A final point: an article revisiting this issue appeared on Jacobin a few days ago. This one, by Corey Brooks, a history prof, suggests that there is ongoing unease in the Jacobin milieu about AOC’s position on #forcethevote. Brooks goes back to the abolitionists of the 1830s and 1840s who, like today’s progressives, only had a small contingent of supporters in the House but tried to leverage that to stop any slaveholder from being elected House speaker. They had no qualms about using whatever leverage they had against the dominant parties of their day (Democrats and Whigs) so as to gain attention for their cause, and their efforts had a significant impact on Northern public opinion in fostering opposition to slavery. A noteworthy episode was the House Speakership election of 1849 that became a marathon of 63 ballots because of abolitionist tactics. In the end a Georgia slaveholder won the position but in a larger sense it was the abolitionists who gained the most.
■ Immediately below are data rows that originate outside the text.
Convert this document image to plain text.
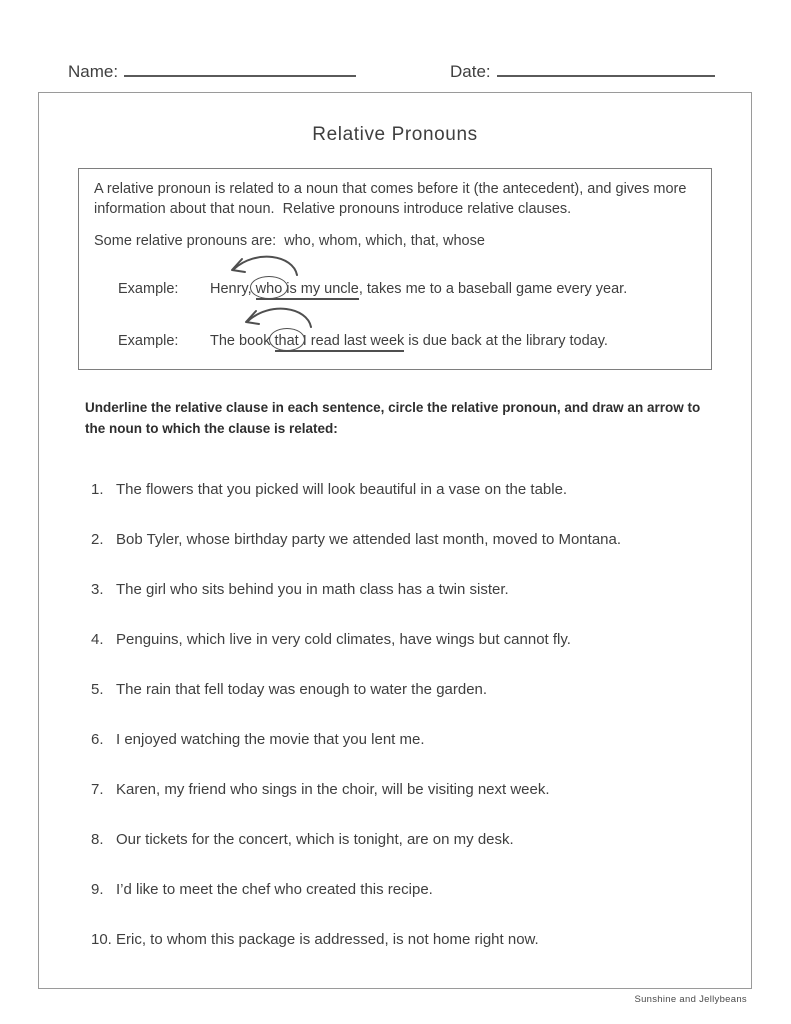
Name:	Date:
Relative Pronouns
A relative pronoun is related to a noun that comes before it (the antecedent), and gives more information about that noun.  Relative pronouns introduce relative clauses.
Some relative pronouns are:  who, whom, which, that, whose
Example: Henry, who is my uncle, takes me to a baseball game every year.
Example: The book that I read last week is due back at the library today.
Underline the relative clause in each sentence, circle the relative pronoun, and draw an arrow to the noun to which the clause is related:
1. The flowers that you picked will look beautiful in a vase on the table.
2. Bob Tyler, whose birthday party we attended last month, moved to Montana.
3. The girl who sits behind you in math class has a twin sister.
4. Penguins, which live in very cold climates, have wings but cannot fly.
5. The rain that fell today was enough to water the garden.
6. I enjoyed watching the movie that you lent me.
7. Karen, my friend who sings in the choir, will be visiting next week.
8. Our tickets for the concert, which is tonight, are on my desk.
9. I’d like to meet the chef who created this recipe.
10. Eric, to whom this package is addressed, is not home right now.
Sunshine and Jellybeans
They “didn’t necessarily gain tangible policy outputs from this gambit. But they did create a spectacle that put [their cause] at the center of national political debate, along with [their] criticisms aimed at both parties for their temporizing on the slavery issue.”

 

This has obvious relevance for the current #forcethevote controversy and Brooks makes that connection explicit: “Left commentators are correct when they argue that speakership elections constitute a rare opportunity for balance of power politics in a closely divided House. However doomed to fail in the short term, the spectacle such events create can have real consequences for long-term political and policy discourse.” So AOC and her apologists like Sirota and Burgis are exactly wrong: the “spectacle” of putting Pelosi’s feet to the fire to force a vote on Med4All is indeed “a rare opportunity” to shift public opinion, as the 1849 “spectacle” had done on slavery.

 

Brooks writes with an academic’s caution. He wonders “how to balance the very real value of spectacle for the cause of radical change” especially “in the midst of a pandemic” “against whatever potential seat at the table might be sacrificed by being obtrusive.” Maybe, as AOC has implied, she’s getting some concessions “behind closed doors” or maybe “she and her allies have become too sensitive to pressure from party institutions,” (a delicate way of saying they’ve been co-opted, a point Jimmy Dore also makes, though far more caustically). Maybe they think “this is not the moment to play hardball for the sake of spectacle,” but then Brooks asks a pointed question: “If that is in fact the case, it does raise the question of when and where they could find a better opportunity than a majority-rule speaker election in a closely divided congress.” The answer to this question is painfully obvious. The upshot of Brooks’s article is clear: the abolitionists of the antebellum era put today’s so-called ‘democratic socialists’ like AOC to shame.